I have 3 columns Col1, Col2 and Col3 in pandas dataframe 'df'. I want to make a new column, Col4 out of these. The steps are as follows:
Check Col1, Col2 and Col3, if value is null and not 'aaa' or has a datetime value, skip and go to the other column, if value is not null and not datettime and not 'aaa' pick value and put in the new column i.e. Col4.

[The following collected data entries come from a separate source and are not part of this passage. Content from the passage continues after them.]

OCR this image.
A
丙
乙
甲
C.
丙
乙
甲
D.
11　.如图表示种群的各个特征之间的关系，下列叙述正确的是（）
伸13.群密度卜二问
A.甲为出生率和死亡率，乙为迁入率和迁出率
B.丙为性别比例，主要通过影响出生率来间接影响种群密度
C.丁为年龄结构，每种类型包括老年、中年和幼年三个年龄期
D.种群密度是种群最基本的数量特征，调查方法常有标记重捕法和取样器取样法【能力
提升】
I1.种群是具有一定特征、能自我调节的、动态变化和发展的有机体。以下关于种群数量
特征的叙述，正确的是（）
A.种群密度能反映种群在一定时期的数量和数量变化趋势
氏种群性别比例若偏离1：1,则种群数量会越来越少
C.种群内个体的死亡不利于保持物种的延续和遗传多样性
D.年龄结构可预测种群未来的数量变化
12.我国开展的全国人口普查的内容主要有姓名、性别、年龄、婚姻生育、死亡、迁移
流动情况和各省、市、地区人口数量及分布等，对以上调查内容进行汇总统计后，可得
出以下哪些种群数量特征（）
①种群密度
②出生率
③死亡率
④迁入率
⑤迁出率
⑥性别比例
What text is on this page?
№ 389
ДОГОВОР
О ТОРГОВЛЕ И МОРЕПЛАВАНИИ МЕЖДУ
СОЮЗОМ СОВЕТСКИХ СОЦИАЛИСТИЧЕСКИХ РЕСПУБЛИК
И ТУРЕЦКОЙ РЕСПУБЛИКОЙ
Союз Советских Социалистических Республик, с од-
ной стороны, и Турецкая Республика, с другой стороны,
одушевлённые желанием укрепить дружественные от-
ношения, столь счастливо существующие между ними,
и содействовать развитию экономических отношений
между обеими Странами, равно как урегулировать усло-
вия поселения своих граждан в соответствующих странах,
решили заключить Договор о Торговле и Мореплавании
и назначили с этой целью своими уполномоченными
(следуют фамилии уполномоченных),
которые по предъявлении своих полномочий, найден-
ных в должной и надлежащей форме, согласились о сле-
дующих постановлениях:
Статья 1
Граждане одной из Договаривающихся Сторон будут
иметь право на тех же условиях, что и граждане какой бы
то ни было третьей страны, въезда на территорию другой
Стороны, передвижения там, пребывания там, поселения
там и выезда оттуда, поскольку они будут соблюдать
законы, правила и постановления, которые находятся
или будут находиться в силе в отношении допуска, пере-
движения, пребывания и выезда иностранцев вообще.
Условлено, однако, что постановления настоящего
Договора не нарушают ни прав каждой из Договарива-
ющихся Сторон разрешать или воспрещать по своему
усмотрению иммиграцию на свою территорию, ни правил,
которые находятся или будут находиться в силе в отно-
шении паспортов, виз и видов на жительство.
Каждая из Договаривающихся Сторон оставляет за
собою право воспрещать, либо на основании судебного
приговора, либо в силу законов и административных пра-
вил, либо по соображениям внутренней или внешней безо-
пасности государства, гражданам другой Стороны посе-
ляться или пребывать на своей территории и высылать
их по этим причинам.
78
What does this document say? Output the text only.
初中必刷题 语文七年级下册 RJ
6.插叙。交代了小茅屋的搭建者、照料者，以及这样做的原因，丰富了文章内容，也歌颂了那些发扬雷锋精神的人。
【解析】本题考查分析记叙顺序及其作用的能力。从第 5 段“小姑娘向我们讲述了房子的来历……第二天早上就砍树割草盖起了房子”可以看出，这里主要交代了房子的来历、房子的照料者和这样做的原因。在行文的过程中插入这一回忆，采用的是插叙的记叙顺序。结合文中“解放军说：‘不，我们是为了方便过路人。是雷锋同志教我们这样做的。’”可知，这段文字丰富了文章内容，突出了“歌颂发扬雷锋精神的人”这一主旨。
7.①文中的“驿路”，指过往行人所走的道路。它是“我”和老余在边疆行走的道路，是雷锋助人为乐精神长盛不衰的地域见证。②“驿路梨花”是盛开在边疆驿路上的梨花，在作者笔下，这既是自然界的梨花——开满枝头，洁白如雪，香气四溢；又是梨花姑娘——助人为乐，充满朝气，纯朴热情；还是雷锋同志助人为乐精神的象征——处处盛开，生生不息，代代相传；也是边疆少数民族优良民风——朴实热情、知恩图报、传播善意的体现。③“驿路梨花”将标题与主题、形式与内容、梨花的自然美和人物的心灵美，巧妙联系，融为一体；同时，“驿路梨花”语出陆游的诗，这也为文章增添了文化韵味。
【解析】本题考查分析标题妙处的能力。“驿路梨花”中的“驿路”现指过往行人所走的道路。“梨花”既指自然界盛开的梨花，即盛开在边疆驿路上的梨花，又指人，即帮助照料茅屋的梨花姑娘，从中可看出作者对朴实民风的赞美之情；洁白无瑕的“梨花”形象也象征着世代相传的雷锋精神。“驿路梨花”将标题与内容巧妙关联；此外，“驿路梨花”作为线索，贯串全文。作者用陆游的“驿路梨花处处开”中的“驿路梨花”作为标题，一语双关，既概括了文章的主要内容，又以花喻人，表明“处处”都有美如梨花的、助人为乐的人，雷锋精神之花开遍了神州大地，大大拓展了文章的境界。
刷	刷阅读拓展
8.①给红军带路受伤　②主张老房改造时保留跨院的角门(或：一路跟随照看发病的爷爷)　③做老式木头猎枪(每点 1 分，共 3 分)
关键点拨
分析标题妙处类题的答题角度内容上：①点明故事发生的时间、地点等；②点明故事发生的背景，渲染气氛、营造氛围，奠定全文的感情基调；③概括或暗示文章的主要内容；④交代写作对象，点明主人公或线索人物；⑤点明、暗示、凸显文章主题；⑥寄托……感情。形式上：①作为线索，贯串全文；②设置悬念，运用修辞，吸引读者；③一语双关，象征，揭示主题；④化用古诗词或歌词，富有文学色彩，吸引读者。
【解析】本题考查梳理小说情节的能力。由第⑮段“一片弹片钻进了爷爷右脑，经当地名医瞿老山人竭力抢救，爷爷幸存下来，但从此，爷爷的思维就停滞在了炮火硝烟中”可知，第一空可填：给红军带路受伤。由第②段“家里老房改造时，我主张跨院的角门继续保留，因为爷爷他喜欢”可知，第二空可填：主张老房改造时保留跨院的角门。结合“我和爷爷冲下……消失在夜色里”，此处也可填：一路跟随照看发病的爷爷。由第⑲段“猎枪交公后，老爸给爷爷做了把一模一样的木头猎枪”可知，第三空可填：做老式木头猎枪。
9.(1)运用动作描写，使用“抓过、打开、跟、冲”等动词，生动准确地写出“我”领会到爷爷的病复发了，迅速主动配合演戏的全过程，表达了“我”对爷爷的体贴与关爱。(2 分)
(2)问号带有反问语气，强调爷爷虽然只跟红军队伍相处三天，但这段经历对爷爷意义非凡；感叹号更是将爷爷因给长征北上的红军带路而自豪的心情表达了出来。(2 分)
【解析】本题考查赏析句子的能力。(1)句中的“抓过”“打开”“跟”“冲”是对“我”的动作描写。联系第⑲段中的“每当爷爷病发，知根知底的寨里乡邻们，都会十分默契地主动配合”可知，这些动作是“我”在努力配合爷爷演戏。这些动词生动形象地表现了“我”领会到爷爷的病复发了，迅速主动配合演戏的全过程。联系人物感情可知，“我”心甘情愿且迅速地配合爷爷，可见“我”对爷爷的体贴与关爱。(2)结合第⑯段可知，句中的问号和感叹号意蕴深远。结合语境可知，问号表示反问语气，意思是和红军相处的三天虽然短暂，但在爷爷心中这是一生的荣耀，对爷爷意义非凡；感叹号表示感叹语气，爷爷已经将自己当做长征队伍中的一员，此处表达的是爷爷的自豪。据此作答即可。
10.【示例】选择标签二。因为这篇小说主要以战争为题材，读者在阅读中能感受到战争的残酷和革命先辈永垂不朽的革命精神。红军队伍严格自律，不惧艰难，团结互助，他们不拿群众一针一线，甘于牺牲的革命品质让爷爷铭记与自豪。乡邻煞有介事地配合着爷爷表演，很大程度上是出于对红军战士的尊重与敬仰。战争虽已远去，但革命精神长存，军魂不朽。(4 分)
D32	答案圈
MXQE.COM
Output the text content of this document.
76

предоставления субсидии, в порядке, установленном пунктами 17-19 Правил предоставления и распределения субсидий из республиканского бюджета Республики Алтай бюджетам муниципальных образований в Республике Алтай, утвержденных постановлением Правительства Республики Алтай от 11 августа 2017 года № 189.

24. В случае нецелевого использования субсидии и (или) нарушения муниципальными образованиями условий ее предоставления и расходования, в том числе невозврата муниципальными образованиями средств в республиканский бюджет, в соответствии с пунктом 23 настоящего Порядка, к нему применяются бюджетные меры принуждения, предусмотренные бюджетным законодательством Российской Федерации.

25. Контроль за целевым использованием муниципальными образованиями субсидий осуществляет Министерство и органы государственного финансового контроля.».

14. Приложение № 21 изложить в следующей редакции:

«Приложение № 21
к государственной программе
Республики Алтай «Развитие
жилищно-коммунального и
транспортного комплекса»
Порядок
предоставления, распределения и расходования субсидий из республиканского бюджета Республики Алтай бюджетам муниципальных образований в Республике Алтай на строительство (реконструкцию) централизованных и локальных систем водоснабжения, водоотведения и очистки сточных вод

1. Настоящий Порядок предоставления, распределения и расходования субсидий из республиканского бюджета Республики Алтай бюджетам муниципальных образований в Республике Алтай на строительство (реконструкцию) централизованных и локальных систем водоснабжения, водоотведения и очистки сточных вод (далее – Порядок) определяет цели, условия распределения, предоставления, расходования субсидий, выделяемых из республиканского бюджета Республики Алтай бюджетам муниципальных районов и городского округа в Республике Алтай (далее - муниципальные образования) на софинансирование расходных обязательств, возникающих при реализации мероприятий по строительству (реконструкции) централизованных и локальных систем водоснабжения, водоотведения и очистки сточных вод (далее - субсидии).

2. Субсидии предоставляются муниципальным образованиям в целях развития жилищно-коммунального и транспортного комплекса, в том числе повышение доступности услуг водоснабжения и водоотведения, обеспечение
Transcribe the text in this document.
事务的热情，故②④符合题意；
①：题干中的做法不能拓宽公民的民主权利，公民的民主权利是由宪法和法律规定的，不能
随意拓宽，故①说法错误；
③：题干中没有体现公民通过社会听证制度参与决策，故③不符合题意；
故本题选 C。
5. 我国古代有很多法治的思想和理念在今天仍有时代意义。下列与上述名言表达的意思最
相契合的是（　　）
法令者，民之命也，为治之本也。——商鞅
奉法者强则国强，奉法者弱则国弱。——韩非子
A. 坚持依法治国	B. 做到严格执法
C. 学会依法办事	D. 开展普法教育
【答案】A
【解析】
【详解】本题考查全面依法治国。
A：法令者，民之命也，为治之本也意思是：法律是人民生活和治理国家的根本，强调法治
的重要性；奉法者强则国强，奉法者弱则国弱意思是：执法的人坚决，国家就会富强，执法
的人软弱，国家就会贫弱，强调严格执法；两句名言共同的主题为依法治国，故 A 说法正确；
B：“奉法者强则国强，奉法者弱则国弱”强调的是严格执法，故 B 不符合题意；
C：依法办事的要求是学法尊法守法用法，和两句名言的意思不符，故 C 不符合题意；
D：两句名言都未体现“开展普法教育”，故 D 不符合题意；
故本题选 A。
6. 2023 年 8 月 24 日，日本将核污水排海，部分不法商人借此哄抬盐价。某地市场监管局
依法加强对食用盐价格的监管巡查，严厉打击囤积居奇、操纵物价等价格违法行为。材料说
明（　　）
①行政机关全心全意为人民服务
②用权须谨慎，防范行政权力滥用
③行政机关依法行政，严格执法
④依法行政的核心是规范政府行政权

Col1, Col2 and Col3 are object datatypes.
For example:
col1 col2 col3 col4
aaa 2011-02-01 10:04:03 abc abc
2011-02-01 10:04:03 xyz abc xyz
ijk xyz ijk
Currently i have been using the code:
df["col4"] = np.where(
((df["col1"].notnull()) & (df["col1"] != "aaa")),
df["col1"],
(
((df["col2"].notnull()) & (df["col2"] != "aaa")),
df["col2"],
(((df["col3"].notnull()) & (df["col3"] != "aaa")), df["col3"], "No Value"),
),
)
This incorporates the part where we skip the null values and 'aaa'. I want a code so that i am also able to skip the datetime values here.
Can you please help?
With the dataframe you provided:
import datetime
import pandas as pd
df = pd.DataFrame(
{
"col1": [
"aaa",
datetime.datetime.strptime("2011-02-01 10:04:03", "%Y-%m-%d %H:%M:%S"),
"",
],
"col2": [
datetime.datetime.strptime("2011-02-01 10:04:03", "%Y-%m-%d %H:%M:%S"),
"xyz",
"ijk",
],
"col3": ["abc", "abc", "xyz"],
}
)
Here is another way to do it by first defining a helper function which uses Python built-in function isinstance to check datetime values:
def check(val):
return (
val
if (val and val != "aaa" and not isinstance(val, datetime.datetime))
else None
)
And then, use Pandas apply to check each column inside a generator (here, Python next built-in function returns the first non-false element, as suggested in this clever post):
df["col4"] = df.apply(
lambda x: next(
(y for y in [check(x["col1"]), check(x["col2"]), check(x["col3"])] if y), pd.NA
),
axis=1,
)
print(df)
# Output
col1 col2 col3 col4
0 aaa 2011-02-01 10:04:03 abc abc
1 2011-02-01 10:04:03 xyz abc xyz
2 ijk xyz ijk